İnkübasyonun sonunda, hücreleri santrifüjleme ile toplayın ve ardından FBS ile takviye edilmiş iki mililitre PBS'de bir yıkama yapın. Yıkanmış peleti bir mililitre taze PBS ve FBS içinde yeniden süspanse edin ve etiketli T hücrelerini CD4 ve CD45RB birlikte ekspresyonlarına göre akış sitometrisi ile sıralayın. Tüm hücreler sıralandığında, bunları santrifüjleme ile toplayın ve hücrelerin RAG1 nakavt fare alıcılarına enjeksiyonu için peleti steril PBS'de mililitre başına 10 ila altı hücre konsantrasyonunda bir kez yeniden süspanse edin.

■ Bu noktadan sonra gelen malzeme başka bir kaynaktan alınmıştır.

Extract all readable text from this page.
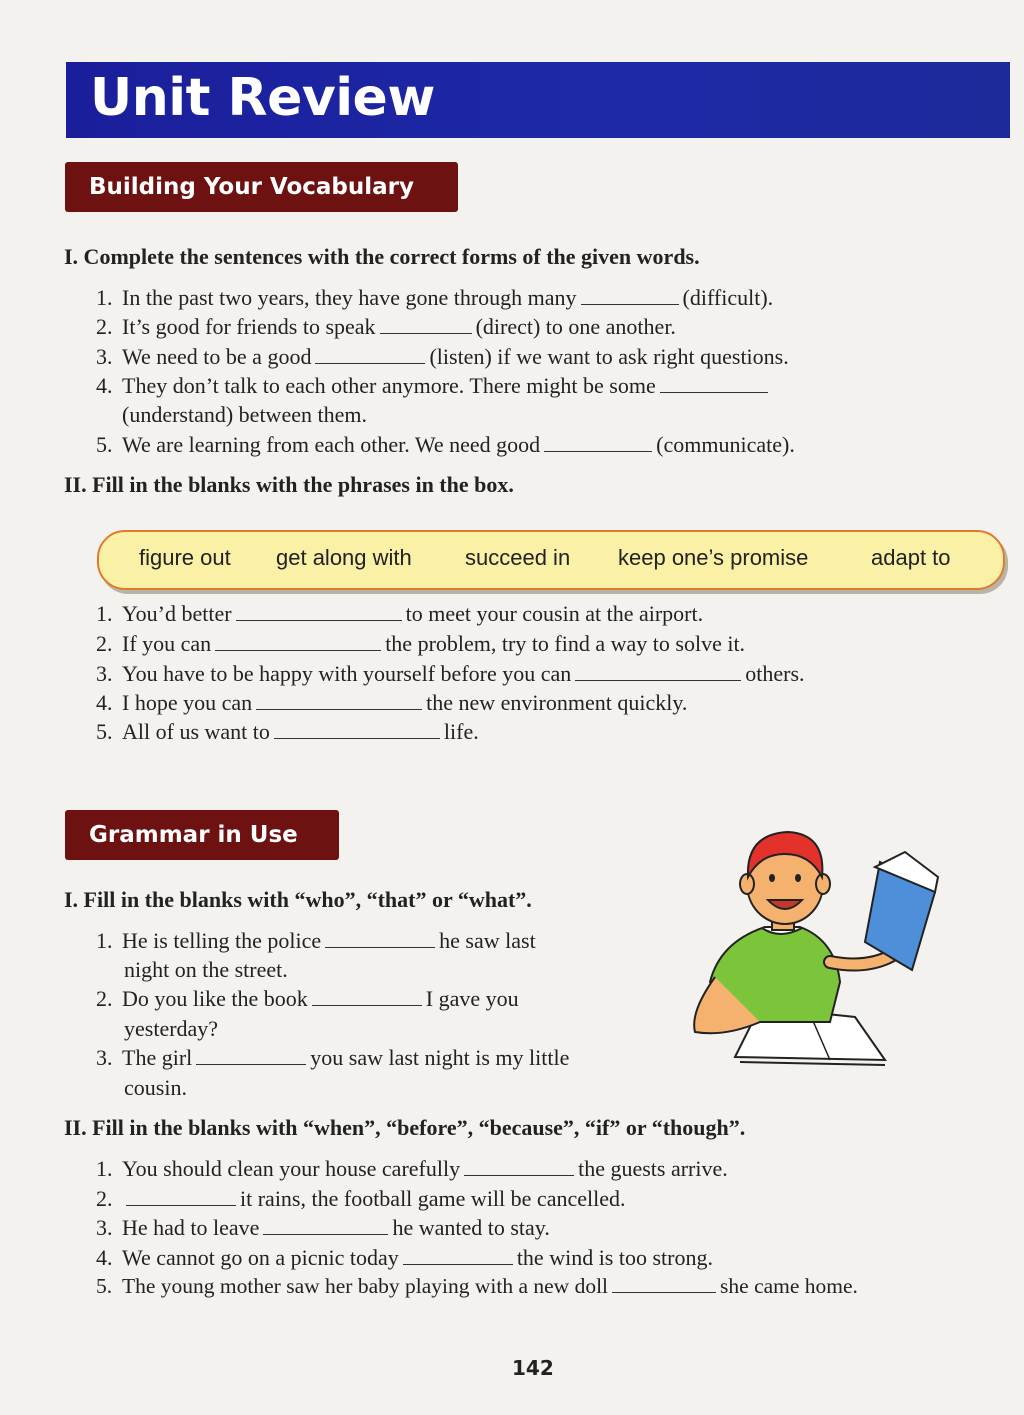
Unit Review
Building Your Vocabulary
I. Complete the sentences with the correct forms of the given words.
1. In the past two years, they have gone through many	(difficult).
2. It’s good for friends to speak	(direct) to one another.
3. We need to be a good	(listen) if we want to ask right questions.
4. They don’t talk to each other anymore. There might be some
(understand) between them.
5. We are learning from each other. We need good	(communicate).
II. Fill in the blanks with the phrases in the box.
figure out get along with succeed in keep one’s promise	adapt to
1. You’d better	to meet your cousin at the airport.
2. If you can	the problem, try to find a way to solve it.
3. You have to be happy with yourself before you can	others.
4. I hope you can	the new environment quickly.
5. All of us want to	life.
Grammar in Use
I. Fill in the blanks with “who”, “that” or “what”.
1. He is telling the police	he saw last
night on the street.
2. Do you like the book	I gave you
yesterday?
3. The girl	you saw last night is my little
cousin.
II. Fill in the blanks with “when”, “before”, “because”, “if” or “though”.
1. You should clean your house carefully	the guests arrive.
2.	it rains, the football game will be cancelled.
3. He had to leave	he wanted to stay.
4. We cannot go on a picnic today	the wind is too strong.
5. The young mother saw her baby playing with a new doll	she came home.
142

Murin IL-22 raportörünü oluşturmak için, aynı zamanda pozitif bir seçim markörü ve bir kloramfenikol antibiyotik direnç geni içeren IL-22 çekirgesini taşıyan bakteriyel bir yapay kromozomu modifiye etmek için transgen yeniden birleştirme kullanıldı. tdToma'yı ekson1'e soktuktan sonra, sinyal peptit dizisi bozuldu, tdTomato raportörünü IL-22 eksprese eden hücrelerin içine hapsetti ve akış sitometrisi ile tespit edilmelerini ve izolasyonlarını sağladı. IL-22 raportörlerinin doğruluğunu test etmek için, in vitro olarak üretilen splenositler, hem akış sitometrisi hem de floresan mikroskobu ile görülebilen IL-22 tdTomato ekspresyonu ile Th22 veya nötr koşullar altında kültürlenebilir.

İn vivo, IL-22 raportörleri, homeostatik koşullar altında farklı fare dokularında tespit edildi, sinyalin çoğu bağırsaktan gelen lamina propria hücrelerinde gözlendi, ancak aksiller lenf nodu, dalak veya timusta gözlenmedi. Raportör CD4 pozitif CD45RB yüksek T hücrelerinin RAG1 nakavt farelere aktarılmasıyla indüklenen bir fare kolit modelinde, tdTomato raportörleri ilk olarak mezenterik lenf düğümlerinde görselleştirilir, ancak nihai birikimleri distal ince bağırsak ve kolon dokularının lamina propriasında görülür. Bu prosedürü denerken, doğru BAC klonunu seçmeyi unutmamak önemlidir.

Bu prosedürü takiben, IL-22'nin konak savunması ve doku onarımındaki rolü hakkında ek soruları yanıtlamak için bu raportör fare kullanılarak akciğer veya cilt enfeksiyonu modellerinin oluşturulması gibi diğer yöntemler gerçekleştirilebilir. Geliştirildikten sonra, bu teknik, immünoloji alanındaki araştırmacıların, bunun gibi bir fare modeli kullanarak düşük bir ifade gösteren salgılanan proteinlerin işlevini keşfetmelerinin yolunu açtı. Bu videoyu izledikten sonra, transgenik bir raportör farenin nasıl oluşturulacağını ve IL-22 raportör genlerinin in vitro ve in vivo olarak nasıl tanımlanacağını iyi anlamış olmalısınız.